Une synergie régionale pour une surveillance accrue
Cette rencontre technique rassemble des cadres des ministères de la Santé, des responsables de laboratoires nationaux de référence ainsi que des experts internationaux. Ensemble, ils s’attellent à consolider les systèmes d’information qui soutiennent la veille épidémiologique et la riposte face aux éventuelles flambées de poliovirus. La finalité est de garantir que chaque décision de santé publique repose sur des preuves tangibles et des chiffres d’une fiabilité irréprochable.
Les travaux portent sur plusieurs piliers stratégiques :
- La surveillance de la paralysie flasque aiguë (PFA) ;
- Le suivi environnemental et les analyses en laboratoire ;
- La gestion électronique des données de santé ;
- L’évaluation des campagnes de vaccination supplémentaires.

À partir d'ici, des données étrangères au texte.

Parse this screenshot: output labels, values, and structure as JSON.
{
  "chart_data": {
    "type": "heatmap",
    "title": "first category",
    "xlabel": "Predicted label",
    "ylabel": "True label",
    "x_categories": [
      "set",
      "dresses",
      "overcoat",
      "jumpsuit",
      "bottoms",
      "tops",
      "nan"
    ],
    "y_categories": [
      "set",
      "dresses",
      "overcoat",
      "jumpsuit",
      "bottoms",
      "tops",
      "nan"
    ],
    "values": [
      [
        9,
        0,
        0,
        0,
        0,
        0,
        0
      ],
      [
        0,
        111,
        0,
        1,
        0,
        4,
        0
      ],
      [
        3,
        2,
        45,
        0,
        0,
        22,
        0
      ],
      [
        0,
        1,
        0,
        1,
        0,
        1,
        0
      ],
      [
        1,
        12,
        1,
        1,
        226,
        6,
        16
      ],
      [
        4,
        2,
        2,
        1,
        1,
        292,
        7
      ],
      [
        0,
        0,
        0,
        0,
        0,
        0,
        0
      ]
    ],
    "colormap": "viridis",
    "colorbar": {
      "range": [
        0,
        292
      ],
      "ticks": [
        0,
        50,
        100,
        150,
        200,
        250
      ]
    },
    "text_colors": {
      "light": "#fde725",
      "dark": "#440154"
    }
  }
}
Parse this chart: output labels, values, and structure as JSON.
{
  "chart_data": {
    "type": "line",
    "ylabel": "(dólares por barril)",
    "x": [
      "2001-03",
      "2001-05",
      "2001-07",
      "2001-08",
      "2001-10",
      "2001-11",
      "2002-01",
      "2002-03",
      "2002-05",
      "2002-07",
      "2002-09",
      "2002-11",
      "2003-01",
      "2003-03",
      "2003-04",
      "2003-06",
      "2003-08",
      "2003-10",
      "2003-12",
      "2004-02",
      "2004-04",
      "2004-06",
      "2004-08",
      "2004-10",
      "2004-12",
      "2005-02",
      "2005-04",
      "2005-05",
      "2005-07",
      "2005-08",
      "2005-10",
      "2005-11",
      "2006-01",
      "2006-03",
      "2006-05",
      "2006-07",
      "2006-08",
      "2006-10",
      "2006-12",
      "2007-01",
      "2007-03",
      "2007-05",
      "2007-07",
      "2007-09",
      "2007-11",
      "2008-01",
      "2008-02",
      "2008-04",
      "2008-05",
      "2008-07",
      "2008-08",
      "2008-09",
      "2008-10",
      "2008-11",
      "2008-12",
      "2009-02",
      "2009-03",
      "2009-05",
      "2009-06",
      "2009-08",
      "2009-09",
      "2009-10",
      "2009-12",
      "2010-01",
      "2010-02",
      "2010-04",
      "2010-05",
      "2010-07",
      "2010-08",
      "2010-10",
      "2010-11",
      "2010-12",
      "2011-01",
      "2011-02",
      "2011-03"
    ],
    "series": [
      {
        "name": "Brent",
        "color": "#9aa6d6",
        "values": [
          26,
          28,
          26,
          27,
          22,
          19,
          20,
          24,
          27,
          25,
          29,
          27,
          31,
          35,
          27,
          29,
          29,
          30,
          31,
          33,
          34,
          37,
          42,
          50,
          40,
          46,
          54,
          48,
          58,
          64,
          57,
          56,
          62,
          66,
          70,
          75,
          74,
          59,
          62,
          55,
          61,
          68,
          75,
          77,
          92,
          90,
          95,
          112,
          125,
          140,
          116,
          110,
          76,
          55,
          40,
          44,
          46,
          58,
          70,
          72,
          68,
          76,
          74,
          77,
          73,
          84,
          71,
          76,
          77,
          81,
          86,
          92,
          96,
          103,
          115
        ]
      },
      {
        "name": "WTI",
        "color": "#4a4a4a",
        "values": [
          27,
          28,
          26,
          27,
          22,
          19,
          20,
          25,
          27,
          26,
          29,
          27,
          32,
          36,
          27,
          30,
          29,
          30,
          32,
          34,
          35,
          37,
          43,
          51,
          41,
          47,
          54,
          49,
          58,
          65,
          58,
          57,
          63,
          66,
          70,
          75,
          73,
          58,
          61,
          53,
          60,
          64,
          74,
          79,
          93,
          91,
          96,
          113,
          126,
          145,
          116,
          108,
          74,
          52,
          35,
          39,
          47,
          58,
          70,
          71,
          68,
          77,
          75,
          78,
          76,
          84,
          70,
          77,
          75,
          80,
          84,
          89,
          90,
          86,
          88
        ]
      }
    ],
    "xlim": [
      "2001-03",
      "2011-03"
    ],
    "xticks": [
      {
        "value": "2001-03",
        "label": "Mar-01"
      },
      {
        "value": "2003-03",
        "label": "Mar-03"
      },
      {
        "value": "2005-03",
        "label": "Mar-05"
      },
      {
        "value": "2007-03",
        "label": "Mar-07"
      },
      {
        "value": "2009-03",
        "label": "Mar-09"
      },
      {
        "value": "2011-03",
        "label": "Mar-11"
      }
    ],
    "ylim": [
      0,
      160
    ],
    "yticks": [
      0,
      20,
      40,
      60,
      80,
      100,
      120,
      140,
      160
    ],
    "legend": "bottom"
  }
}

Le numérique au service de l’éradication
L’un des points forts de cette initiative réside dans l’intégration de solutions technologiques avancées. Des sessions pratiques permettent aux participants de s’approprier des outils numériques conçus pour accélérer la collecte et le rapportage des informations. Cette transformation digitale vise à éliminer les goulots d’étranglement qui retardent parfois la transmission des données de terrain vers les centres de décision.
Le Dr Yao N’da Konan Michel, représentant de l’organisation onusienne au Sénégal, a salué l’engagement des autorités sénégalaises dans ce combat. Il a rappelé que si l’Afrique a célébré la fin du poliovirus sauvage indigène en 2020, l’émergence de variants circulants impose une vigilance de chaque instant. Selon lui, la réussite de l’éradication totale dépend d’un écosystème numérique performant et d’une gouvernance rigoureuse des données de santé.
Préserver les acquis sanitaires du continent
Pour M. Kebba Touray, responsable de la gestion de l’information, cet atelier témoigne d’une volonté collective de pérenniser les systèmes de surveillance en Afrique. Il a insisté sur le fait que tout retard dans l’amélioration de la qualité des données rendrait complexe l’analyse des risques et le ciblage des interventions prioritaires.
Grâce à des années de financements stratégiques et au soutien technique de partenaires comme la Fondation Gates, les pays africains disposent désormais de mécanismes solides. Les deux semaines de travaux à Dakar doivent permettre de combler les dernières lacunes pour que plus aucun enfant ne soit menacé par cette maladie évitable.